On the other hand, domestic threats can be even less predictable. According to Bongino, a small but dangerous minority of people now feel that extreme behavior is increasingly acceptable because of years of public dehumanization, ridicule of violence, and accepted hateful speech toward Trump. Lone-wolf attackers are rarely impulsive, as history demonstrates. Repeated message, apparent moral approval, and the conviction that their actions will be justified by a larger purpose all influence them.

Bongino is particularly concerned about the fact that it just takes one person to interpret the cultural atmosphere as permission rather than the fact that most people have violent intent—clearly they do not. The risk profile increases when legal disputes, political demonstrations, and constant media amplification occur simultaneously. Security experts are aware that emotional instability makes hasty actions more likely, particularly when targets are highly visible and divisive.
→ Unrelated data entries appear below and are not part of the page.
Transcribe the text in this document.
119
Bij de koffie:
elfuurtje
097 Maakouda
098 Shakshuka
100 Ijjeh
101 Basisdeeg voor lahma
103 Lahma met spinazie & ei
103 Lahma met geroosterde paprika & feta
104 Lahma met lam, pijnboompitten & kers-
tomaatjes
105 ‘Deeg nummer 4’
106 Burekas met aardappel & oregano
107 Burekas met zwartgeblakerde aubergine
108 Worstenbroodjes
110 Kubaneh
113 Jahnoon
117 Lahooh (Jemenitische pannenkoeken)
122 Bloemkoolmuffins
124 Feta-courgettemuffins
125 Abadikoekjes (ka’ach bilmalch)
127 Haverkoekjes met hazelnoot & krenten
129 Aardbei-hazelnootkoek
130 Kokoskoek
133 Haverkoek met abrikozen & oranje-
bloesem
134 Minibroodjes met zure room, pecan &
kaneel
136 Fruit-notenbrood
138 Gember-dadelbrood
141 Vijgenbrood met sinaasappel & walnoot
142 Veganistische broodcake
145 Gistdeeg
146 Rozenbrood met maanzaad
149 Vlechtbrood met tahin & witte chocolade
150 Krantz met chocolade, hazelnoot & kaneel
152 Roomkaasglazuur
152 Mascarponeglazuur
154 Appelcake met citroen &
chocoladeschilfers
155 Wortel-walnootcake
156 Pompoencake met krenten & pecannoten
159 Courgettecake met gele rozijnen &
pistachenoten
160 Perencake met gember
The potential for politicized protection is arguably the most worrisome aspect of Bongino’s warning. The United States Secret Service is intended to function above politics, basing its decisions only on intelligence, threat analysis, and the need for protection. Any degradation of that concept, whether through diminished resources, limited exposure, or politically influenced decision-making, creates a risky precedent, Bongino warns.

Lack of warning has rarely been the cause of protective failures in American history. They are the result of warnings that were ignored, downplayed, or ignored. The acknowledged risks associated with the assassinations of John F. Kennedy, James Garfield, and Abraham Lincoln were not sufficiently addressed. Bongino’s message is unmistakable: history does not pardon complacency, and those who disregarded early warnings cannot find solace in hindsight.

Optics should never take precedence over safety in contemporary executive protection. However, Bongino contends that the highly politicized atmosphere of today puts more pressure on people to make choices that “look right” than those that are reasonable from an operational standpoint. When applied to high-risk individuals, that change, no matter how slight, can have disastrous results.

This is not an attempt to defend Trump’s political views. Bongino has made it clear that protection does not equate to approval. It’s a duty. In a constitutional system, national stability—rather than individual preference—determines whether current and former presidents are safe. Many people are put in danger when that standard is not upheld because it damages the reputation of the organizations responsible for maintaining the continuity of government.

Security professionals concur that neutrality, vigilance, and redundancy are necessary for a credible threat assessment. The proper course of action is to increase defensive posture rather than minimize risk when several danger vectors—such as foreign intelligence interests, domestic radicalism, and institutional strain—overlap. Coordination of intelligence, visual deterrence, and decision-making free from political sentiment are all examples of this.

In the end, Bongino’s caution is about maintaining institutional integrity. One of the final areas where partisanship cannot be permitted to interfere without repercussions is executive protection. There is no turning back the stakes. Once the system falls, the harm cannot be repaired, and the trauma to the country would transcend political boundaries.

Security experts don’t ask for consent in situations like this. They’re requesting sincerity. The confluence of dangers that Bongino outlines is actual, quantifiable, and historically hazardous. Ignoring it due to political or personal animosity would be a mistake with long-lasting effects.